Un collègue me pose ce soir une délicieuse question ; je ne peux pas résister à l’envie de la partager ni d’y répondre.

Ce collègue, taquin (et surtout mû par un objectif didactique et de l’ambition pour ses gamins), propose à ses élèves de CM2 la division 6815 : 97. Ses élèves ont découvert récemment la division posée, et il veut mettre en évidence que l’écriture décimale d’un rationnel peut être illimitée ; comme ça pouf, il relie division et fraction, impec, et en plus propose un approfondissement judicieux des décimaux : nombre décimal et écriture décimale, ce n’est pas la même chose ; pour être un nombre décimal, il faut pouvoir s’écrire sous forme de fraction décimale, sur 10, 100, 1000, etc., et ainsi une écriture décimale illimitée exclut d’être un nombre décimal.

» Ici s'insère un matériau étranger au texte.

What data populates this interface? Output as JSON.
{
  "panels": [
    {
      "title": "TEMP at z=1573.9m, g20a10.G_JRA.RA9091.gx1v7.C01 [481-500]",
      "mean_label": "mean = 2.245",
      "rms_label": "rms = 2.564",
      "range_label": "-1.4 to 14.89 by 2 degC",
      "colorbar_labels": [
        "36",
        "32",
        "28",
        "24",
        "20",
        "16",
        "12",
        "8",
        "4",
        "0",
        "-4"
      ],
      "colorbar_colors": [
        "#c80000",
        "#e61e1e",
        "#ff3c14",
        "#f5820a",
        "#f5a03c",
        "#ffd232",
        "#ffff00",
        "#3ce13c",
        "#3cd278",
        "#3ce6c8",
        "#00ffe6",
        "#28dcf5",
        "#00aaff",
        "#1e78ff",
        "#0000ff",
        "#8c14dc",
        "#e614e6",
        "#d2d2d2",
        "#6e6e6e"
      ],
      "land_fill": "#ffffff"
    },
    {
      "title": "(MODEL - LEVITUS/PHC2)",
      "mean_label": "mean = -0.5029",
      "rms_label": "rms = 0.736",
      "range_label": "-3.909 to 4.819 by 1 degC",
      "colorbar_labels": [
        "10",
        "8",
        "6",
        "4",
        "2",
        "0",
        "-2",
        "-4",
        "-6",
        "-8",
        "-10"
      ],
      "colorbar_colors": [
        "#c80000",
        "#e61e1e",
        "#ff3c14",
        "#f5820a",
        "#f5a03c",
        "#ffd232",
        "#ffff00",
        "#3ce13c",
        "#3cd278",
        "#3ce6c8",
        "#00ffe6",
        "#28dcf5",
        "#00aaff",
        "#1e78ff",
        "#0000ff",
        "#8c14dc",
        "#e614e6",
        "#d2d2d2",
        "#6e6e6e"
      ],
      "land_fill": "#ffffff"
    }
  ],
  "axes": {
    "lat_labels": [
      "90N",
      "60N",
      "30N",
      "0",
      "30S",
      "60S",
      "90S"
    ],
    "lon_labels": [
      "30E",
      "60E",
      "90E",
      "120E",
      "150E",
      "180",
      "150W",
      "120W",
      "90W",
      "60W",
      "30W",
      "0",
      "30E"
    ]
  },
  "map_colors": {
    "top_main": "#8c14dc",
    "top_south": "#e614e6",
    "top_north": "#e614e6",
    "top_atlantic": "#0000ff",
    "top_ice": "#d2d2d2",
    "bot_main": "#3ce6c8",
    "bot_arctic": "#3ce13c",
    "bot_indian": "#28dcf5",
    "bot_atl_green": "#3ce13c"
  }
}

Par exemple, π n’est pas décimal (ni rationnel, d’ailleurs), mais possède une écriture décimale (illimitée). 1/3 n’est pas décimal non plus (mais c’est un nombre rationnel, forcément), car son écriture décimale est 0,33333… (ou 0,3 si on veut éviter l’implicite des « … »).

Le collègue précise que le quotient n’est pas un nombre décimal, mais un nombre rationnel, car la partie décimale est illimitée. Pour être précis, il ajoute que ce quotient est rationnel car on va observer que les chiffres se répètent, dans l’écriture décimale, à partir d’un certain rang. Comme dans 12 : 7, qui a pour écriture décimale 1,714285 714285 714285 … =1,714285.

Mais là, zut crotte flûte, son affirmation (juste) semble coincer : même sur la calculatrice de l’ordi de la classe la période de 6815 : 97 n’apparaît pas.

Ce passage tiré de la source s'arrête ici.